Trade tensions, political instability, rising inequality and mounting debt levels have cast a dampening effect on growth forecast. The International Monetary Fund expects 70% of the global economy to contract this year and has cut its global growth forecast to 3.3%, the lowest since the financial crisis and the third downward revision in six months. The local front sees a growth forecast of 2.4% for 2019, a decline from 3.2% in 2018. Investor sentiment paints a similar picture with the Straits Times Index reporting a 6.5% decline in total returns in 2018 and a gloomy forecast for 2019.
In these challenging times, the focus and scrutiny on both how and how much to pay top executives has become a key bone of contention for both investors and the public. Remuneration Committee Chairs are under increasing pressure to ensure that current executive remuneration structures adequately reflect the present realities of business, whilst still motivating executives to outperform on expectations.
While the pay for performance narrative has been around for a while, its alignment in practice and more importantly its ability to improve performance continues to be debated. Looking at CEO pay over the last few years at the SGX Top 30 companies by market capitalization presents some interesting findings.
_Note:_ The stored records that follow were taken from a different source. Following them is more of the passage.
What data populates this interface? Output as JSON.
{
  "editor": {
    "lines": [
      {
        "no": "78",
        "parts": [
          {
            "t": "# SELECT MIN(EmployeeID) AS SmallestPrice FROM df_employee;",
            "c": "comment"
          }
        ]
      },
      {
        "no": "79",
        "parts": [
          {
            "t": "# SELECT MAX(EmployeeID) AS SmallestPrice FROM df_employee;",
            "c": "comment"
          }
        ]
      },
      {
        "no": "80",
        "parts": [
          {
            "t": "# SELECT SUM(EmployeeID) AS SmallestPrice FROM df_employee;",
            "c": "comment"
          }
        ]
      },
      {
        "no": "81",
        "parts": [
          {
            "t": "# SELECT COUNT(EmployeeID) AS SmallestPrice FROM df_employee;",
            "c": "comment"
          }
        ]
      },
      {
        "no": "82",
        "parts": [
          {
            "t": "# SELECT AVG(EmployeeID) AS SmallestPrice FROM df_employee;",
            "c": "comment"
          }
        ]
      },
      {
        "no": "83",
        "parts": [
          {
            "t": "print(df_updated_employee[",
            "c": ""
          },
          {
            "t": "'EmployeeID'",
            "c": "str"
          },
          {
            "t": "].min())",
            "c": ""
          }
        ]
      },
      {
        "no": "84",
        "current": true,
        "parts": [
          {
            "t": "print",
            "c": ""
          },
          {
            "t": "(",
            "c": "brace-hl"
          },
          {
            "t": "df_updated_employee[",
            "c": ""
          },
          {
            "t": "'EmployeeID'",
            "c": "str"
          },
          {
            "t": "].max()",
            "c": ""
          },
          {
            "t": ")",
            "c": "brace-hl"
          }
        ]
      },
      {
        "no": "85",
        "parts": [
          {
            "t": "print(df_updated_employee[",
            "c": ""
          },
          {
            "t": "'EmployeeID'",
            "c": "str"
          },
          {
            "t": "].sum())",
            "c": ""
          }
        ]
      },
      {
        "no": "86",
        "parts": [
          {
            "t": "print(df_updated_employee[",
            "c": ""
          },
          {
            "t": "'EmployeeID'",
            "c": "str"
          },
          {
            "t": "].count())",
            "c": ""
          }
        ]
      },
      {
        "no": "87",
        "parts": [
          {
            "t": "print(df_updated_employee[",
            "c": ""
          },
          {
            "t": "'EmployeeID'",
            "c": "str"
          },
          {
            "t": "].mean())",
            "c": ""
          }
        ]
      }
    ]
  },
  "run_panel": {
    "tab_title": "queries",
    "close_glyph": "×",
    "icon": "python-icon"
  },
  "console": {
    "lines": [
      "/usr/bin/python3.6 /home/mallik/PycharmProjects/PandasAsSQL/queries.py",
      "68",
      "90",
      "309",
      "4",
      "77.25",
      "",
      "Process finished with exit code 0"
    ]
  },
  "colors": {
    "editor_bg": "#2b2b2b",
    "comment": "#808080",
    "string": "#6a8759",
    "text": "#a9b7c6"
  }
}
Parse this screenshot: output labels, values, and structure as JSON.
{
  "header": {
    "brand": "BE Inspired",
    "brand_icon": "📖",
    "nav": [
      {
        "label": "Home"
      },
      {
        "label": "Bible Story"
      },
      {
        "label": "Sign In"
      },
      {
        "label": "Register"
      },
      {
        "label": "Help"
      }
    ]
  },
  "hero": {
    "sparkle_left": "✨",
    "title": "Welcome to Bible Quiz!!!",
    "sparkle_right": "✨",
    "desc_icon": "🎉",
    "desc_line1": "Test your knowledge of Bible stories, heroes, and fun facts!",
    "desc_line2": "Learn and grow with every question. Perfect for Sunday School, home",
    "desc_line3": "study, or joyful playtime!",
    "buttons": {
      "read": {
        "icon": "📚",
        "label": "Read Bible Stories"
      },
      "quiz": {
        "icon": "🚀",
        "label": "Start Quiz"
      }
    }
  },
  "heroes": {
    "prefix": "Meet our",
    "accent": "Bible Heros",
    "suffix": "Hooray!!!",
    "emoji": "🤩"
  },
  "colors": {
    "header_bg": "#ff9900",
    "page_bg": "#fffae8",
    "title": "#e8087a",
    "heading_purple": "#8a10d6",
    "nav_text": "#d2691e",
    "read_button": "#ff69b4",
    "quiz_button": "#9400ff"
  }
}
CEO compensation is primarily made up of salary, benefits and performance related variable pay (annual bonuses and long-term share-based awards). In the past 3 years, CEO total compensation has gone up by 19%, driven largely by increases in variable pay which makes up just over two-thirds of their total compensation. This is in stark contrast to their shareholders who on average only made around 6.5% in returns, which implies there may be some misalignment to what the executives are being paid for.
While shareholder gains or losses can be impacted by a vast array of reasons, it would appear some of this misalignment is structural.
Lastly, given the muted performance forecasts and cost saving pressures, it is important for Remuneration Committees to look at executive pay in relation to their wider employees to avoid creating perceptions of unfairness. Given the absence of such disclosures in Singapore, simply considering compensation for an experienced professional, we find that the Top 30 CEO’s get paid around 60 times more. The average increase in pay over the past 3 years for the average employee is around 10% whereas for the CEO’s is around 19%. With CEO to employee pay-ratio disclosures in the West now being mandated, this relationship is very much in focus for investors.
Challenging times make for favorable grounds to shake things up. The time to act is now. What has worked for Singapore PLC’s in the past may not necessarily work in this changing environment and expectations. Remuneration Committees would do themselves and their stakeholders a huge favour by not just looking sideways at what others are doing but focusing more on where they themselves are headed when reviewing and designing their executive pay programmes.